From time to time I post about service projects to benefit of members of the children’s and young adult writing community, the writing community at-large, and readers. I’ve gotten good news from a couple of those projects recently and thought I’d follow up.
In May, I had heard from the Maine Writers & Publisher’s Alliance about a tragic fire at the Darthia Farm (a frequent location of writing retreats for the organization.) The barn had been destroyed and many of the animals killed. This week, I received a thank you email from the farm for my donation. Thank you, from me, to any Creative Chaos readers who also may have donated. They have rebuilt and have had donations of new animals as well.
There are more pictures of the new barn, happy animals, and children visitors at the Darthia Farm blog here!

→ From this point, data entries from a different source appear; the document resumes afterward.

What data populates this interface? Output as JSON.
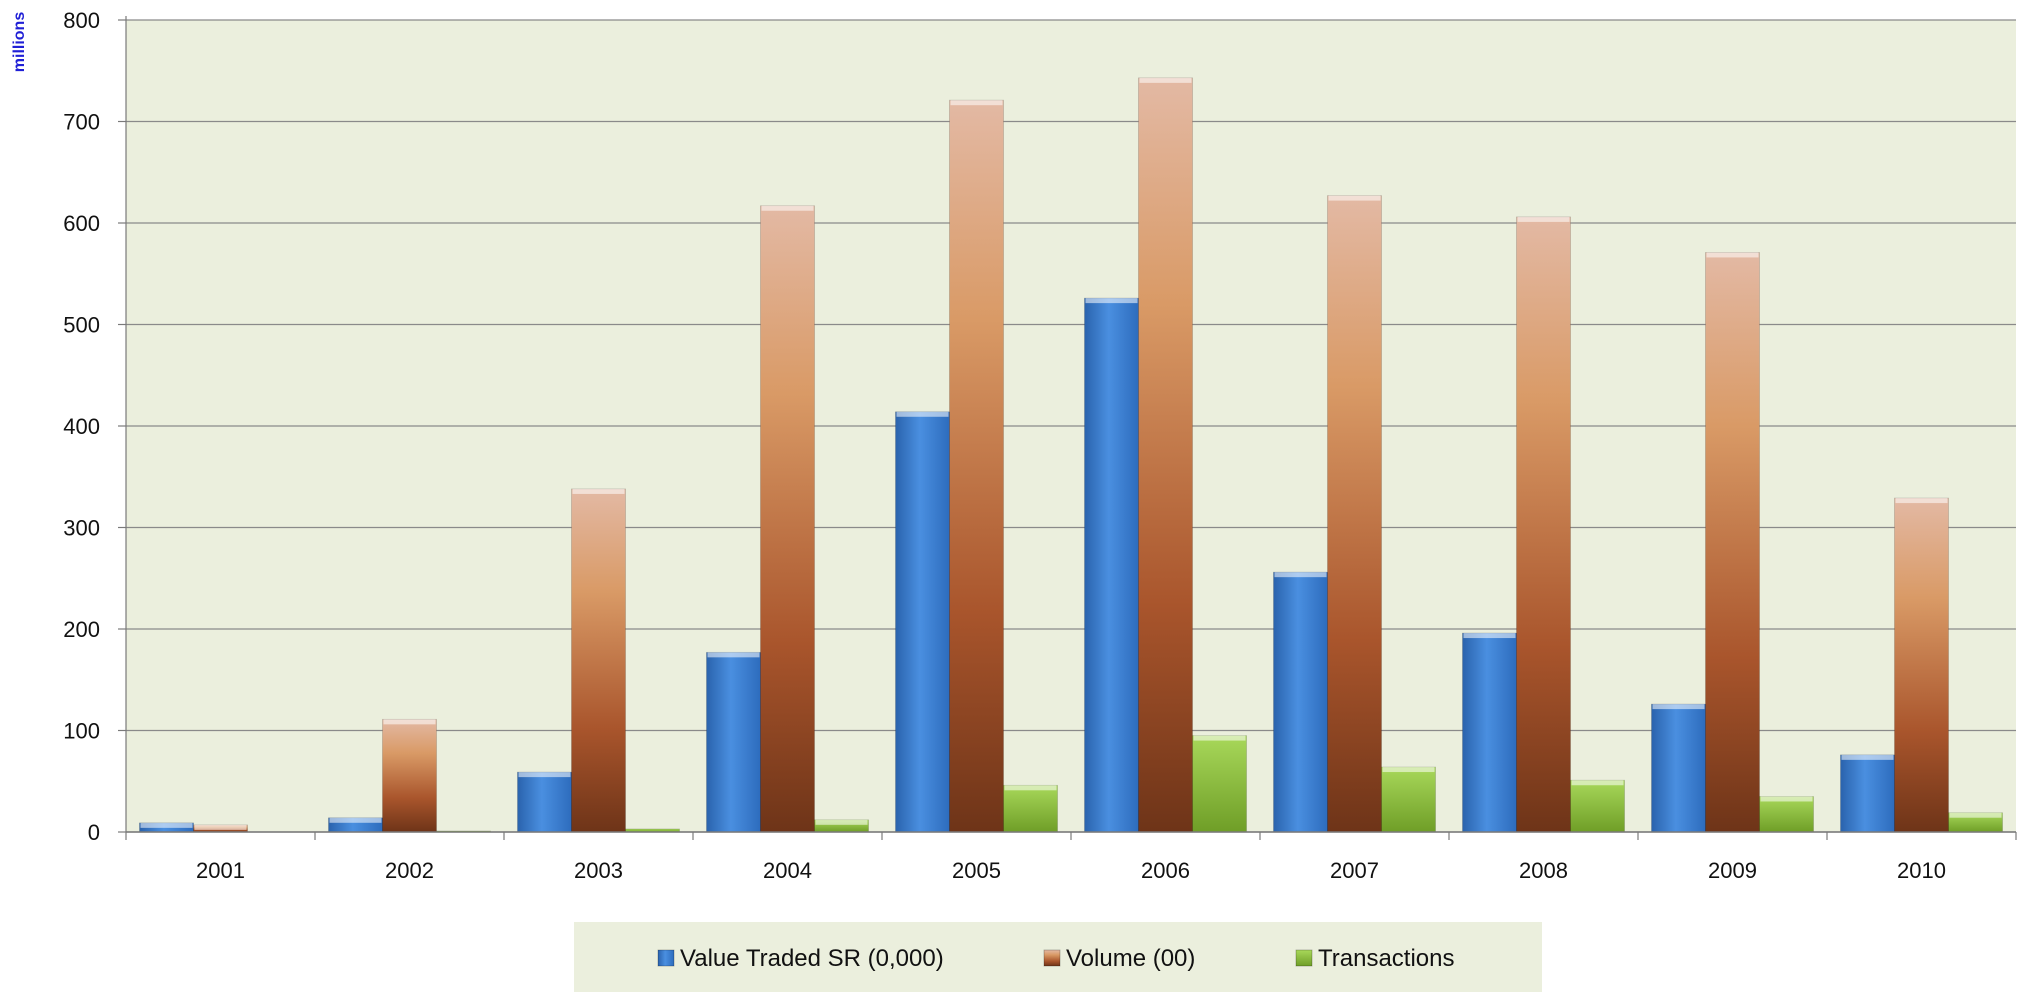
{
  "chart_data": {
    "type": "bar",
    "title": "",
    "xlabel": "",
    "ylabel": "millions",
    "ylim": [
      0,
      800
    ],
    "yticks": [
      0,
      100,
      200,
      300,
      400,
      500,
      600,
      700,
      800
    ],
    "grid": true,
    "legend_position": "bottom",
    "categories": [
      "2001",
      "2002",
      "2003",
      "2004",
      "2005",
      "2006",
      "2007",
      "2008",
      "2009",
      "2010"
    ],
    "series": [
      {
        "name": "Value Traded SR (0,000)",
        "color": "#3b7fd4",
        "values": [
          9,
          14,
          59,
          177,
          414,
          526,
          256,
          196,
          126,
          76
        ]
      },
      {
        "name": "Volume (00)",
        "color": "#c8784a",
        "values": [
          7,
          111,
          338,
          617,
          721,
          743,
          627,
          606,
          571,
          329
        ]
      },
      {
        "name": "Transactions",
        "color": "#8fbf3a",
        "values": [
          0,
          1,
          3,
          12,
          46,
          95,
          64,
          51,
          35,
          19
        ]
      }
    ]
  }
}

In June, I posted about a volunteer literacy initiative at my own Shepherd Elementary School in Washington, DC. After I posted here, I also contacted Ellen Braaf who is the Regional Advisor of the SCBWI Mid-Atlantic region. I told her about the lack of books and asked if she might put my notice in her occasional newsletter. She went one better and posted the call for books in their annual conference materials. At that recent conference, the support for the literacy program was wonderful. SCBWI Mid-Atlantic members, and industry professionals donated boxes of books to the help the program. My mother, who volunteers for the program, is so pleased and we both extend our thanks to Ellen and the generous members of SCBWI, Mid-Atlantic. She can’t wait to bring the books to the school in the upcoming weeks.
Writers and artists often struggle in isolation. They face self-doubt and fear at their easels and desks. Sometimes the celebrations can be lonely too. That’s why friends who make art, and write must stick together. If you need a reminder of this fact, simply consider the acronym F.A.R.T.
Yes, ladies and gentlemen, just like the noxious fumes that emanate from one’s tuchas, true writing and art friends are hard to get away from. Sometimes they announce themselves loudly with a knock on the door, sometimes it is just the gentle “bing” of the Google chat notification. Even if they seem to disappear for a while, they come back stinkier stronger than ever. They release tension, bring humor, and when your insides are twisted in knots over your current WIP– they make your tummy feel better.
Today I met with the incredibly energetic and optimistic Julie Kingsley. (the very same person who nominated me for the Lovely Blog award.) Julie and I share many talents: we both write, we both teach, we both parent. But the one thing that Julie can do that I can’t– she can read palms. Perhaps it was her past life as a gypsy wanderer, or a paranormal gift with which she was born but the woman can tell the future.
Okay. Maybe she can tell the future and maybe she can’t.
What a friend can do is look in your eyes and tell you the truth. She can see the positive when your rose colored glasses are foggy. She can wipe the glasses off for you, point you in the right direction and give you a swift kick in the tuchas.